Wild. Hair brained. Weird. Fantastic. What the hell are you drinking and can you stop. You know what kind of ideas I’m talking about. They’re the ones that creep into your head while you’re trying to write something else. Something more professional. Something that actually, you know, makes sense. These ideas come to us when our brains are too constricted by boundaries that mean well, but aren’t always necessary.
If you’re like me, or any other writer, you get doubts. You write something off the wall and think, no one is gonna get this, or this is taking it too far. Those little doubts nibble their way in through the skin and bed down like ticks that turn into wire that turn into fences and before you realize it, they are restricting your craft and imagination.
Well, get out the tweezers and the cigarette lighter, because it’s time to pull those ticks out and kill them dead.
Starting NaNo I had a PLAN. An outline, one that was logical and cool and had just the right amount of surprises, or so I thought. Within a week of writing to that outline my brain rebelled. I got so b o r e d. Well, okay, I thought. Let me just scrap it and see what happens.

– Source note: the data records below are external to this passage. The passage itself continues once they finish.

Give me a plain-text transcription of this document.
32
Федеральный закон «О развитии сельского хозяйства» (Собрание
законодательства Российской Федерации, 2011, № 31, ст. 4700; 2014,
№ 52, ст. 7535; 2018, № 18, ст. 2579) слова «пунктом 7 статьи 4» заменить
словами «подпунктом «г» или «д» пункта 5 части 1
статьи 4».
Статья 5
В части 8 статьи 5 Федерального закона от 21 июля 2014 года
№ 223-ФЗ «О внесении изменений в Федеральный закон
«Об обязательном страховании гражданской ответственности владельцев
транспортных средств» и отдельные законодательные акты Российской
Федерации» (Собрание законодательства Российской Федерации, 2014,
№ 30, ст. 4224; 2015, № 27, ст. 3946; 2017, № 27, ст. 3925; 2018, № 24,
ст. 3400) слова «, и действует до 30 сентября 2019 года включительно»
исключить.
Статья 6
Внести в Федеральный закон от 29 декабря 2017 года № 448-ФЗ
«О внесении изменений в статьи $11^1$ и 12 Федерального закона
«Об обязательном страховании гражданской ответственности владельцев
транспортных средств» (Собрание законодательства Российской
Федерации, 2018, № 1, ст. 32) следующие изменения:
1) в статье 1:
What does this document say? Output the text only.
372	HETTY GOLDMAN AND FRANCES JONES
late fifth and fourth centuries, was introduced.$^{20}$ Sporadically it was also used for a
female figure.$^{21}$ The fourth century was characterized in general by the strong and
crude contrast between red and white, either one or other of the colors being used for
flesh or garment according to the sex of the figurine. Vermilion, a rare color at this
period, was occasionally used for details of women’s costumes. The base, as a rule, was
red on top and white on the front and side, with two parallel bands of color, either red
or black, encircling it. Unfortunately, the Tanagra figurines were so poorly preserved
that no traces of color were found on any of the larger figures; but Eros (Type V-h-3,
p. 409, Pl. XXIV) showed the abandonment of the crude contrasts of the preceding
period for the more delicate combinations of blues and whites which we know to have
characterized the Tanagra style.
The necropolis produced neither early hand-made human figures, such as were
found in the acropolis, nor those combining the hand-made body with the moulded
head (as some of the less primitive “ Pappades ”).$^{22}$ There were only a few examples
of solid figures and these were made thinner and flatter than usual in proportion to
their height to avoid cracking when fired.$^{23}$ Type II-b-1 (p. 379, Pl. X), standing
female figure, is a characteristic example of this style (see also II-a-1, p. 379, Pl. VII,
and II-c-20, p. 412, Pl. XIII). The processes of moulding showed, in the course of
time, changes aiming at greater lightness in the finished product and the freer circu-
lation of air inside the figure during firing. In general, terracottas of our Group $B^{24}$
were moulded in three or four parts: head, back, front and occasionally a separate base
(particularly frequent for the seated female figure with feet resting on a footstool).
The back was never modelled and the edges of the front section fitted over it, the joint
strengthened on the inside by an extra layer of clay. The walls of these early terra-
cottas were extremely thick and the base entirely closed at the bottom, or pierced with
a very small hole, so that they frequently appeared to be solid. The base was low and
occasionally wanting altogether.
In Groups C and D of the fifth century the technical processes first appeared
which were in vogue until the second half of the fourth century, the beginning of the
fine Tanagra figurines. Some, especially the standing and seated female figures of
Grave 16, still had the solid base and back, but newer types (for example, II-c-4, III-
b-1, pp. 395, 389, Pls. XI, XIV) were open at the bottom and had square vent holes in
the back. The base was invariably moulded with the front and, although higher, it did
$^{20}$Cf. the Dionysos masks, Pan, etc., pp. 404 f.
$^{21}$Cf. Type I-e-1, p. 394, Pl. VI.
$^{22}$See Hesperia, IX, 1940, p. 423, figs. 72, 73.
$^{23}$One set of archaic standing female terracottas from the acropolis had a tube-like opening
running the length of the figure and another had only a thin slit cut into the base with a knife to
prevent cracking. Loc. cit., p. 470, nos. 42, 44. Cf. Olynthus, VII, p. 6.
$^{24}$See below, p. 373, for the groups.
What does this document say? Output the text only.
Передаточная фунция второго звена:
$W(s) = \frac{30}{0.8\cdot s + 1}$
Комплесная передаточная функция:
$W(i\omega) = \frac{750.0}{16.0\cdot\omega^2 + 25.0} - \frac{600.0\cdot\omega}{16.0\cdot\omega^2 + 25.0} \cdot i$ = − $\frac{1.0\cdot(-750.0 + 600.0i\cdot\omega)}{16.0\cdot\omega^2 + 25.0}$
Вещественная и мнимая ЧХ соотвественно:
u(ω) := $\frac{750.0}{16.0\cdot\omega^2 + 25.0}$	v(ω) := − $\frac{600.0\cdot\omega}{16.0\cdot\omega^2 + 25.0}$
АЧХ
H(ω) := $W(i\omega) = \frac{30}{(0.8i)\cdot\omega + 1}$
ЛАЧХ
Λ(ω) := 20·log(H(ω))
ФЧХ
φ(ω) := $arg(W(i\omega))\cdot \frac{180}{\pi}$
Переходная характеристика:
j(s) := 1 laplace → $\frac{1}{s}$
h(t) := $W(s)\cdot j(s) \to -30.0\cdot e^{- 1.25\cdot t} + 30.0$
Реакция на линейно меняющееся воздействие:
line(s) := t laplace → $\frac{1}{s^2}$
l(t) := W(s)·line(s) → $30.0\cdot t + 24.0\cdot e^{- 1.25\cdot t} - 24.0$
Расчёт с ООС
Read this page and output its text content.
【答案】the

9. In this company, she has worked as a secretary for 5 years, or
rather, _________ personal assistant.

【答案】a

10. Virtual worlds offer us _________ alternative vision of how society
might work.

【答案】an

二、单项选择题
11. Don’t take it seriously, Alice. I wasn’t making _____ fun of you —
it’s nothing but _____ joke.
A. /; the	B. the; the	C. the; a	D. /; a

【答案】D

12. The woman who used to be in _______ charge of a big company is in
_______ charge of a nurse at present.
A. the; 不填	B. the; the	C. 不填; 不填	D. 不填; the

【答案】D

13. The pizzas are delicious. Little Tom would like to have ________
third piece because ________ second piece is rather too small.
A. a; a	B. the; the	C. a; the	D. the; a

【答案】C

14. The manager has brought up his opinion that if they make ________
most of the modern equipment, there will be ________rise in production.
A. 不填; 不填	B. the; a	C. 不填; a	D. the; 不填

“Time travel!” my brain screamed.
“And orphans. And a wagon train. And throw in that freak lightning storm with the teenage thunderbird.”
“I don’t think–”
I rebelled against my brain for a while. I waffled and poked at the bloated carcass of my outline, all the while falling behind in my word count. I was so damn invested in that outline, even though I knew and posted that outlines are changeable. Still. It bugged me. I wanted to stick to a plan, to write the right way for once.
And that’s when it hit me. I had doubt ticks, a rash of them, stuck in me.
Doubt ticks are invasive little critters. They crawl in the cracks left by insecurity and make a home for themselves. I wanted to be “professional”. I wanted to write to a logical formula.
I was trying to write like someone else.
I am a messy person. A messy writer. My life and mind is chaos and I don’t make logic leaps, I make intuitive leaps. More often than not, if I trust those intuitive leaps, I end up being right. That is me, that is how I work, but I still admire people who are neat and organized and can churn things out with a formula. But there is a big difference between admiring someone else’s methods and holding them up as The Way I Should Write.
Pulling doubt ticks out is hard. Setting them on fire is satisfying. I wrote the weird time travel wagon train with orphans and the angsty teenage thunderbird. It made no sense for the overall story and will, probably, never see the light of day. But you know what? It was FUN. It was ME. And getting the idea out on paper put it in the light where I could see all the ways it wouldn’t work, and the smaller pieces that did.
Plus, once that crazy idea was out, it was like clearing the blockage in a stopped up sink. My writing sessions went smoother. Ideas –some crazy, some not– flowed through. Writing through the crazy opened up the other parts of my brain that made the intuitive leaps and produced material that will end up in the final version.
And, through it all, I got a better handle on what my story is really about.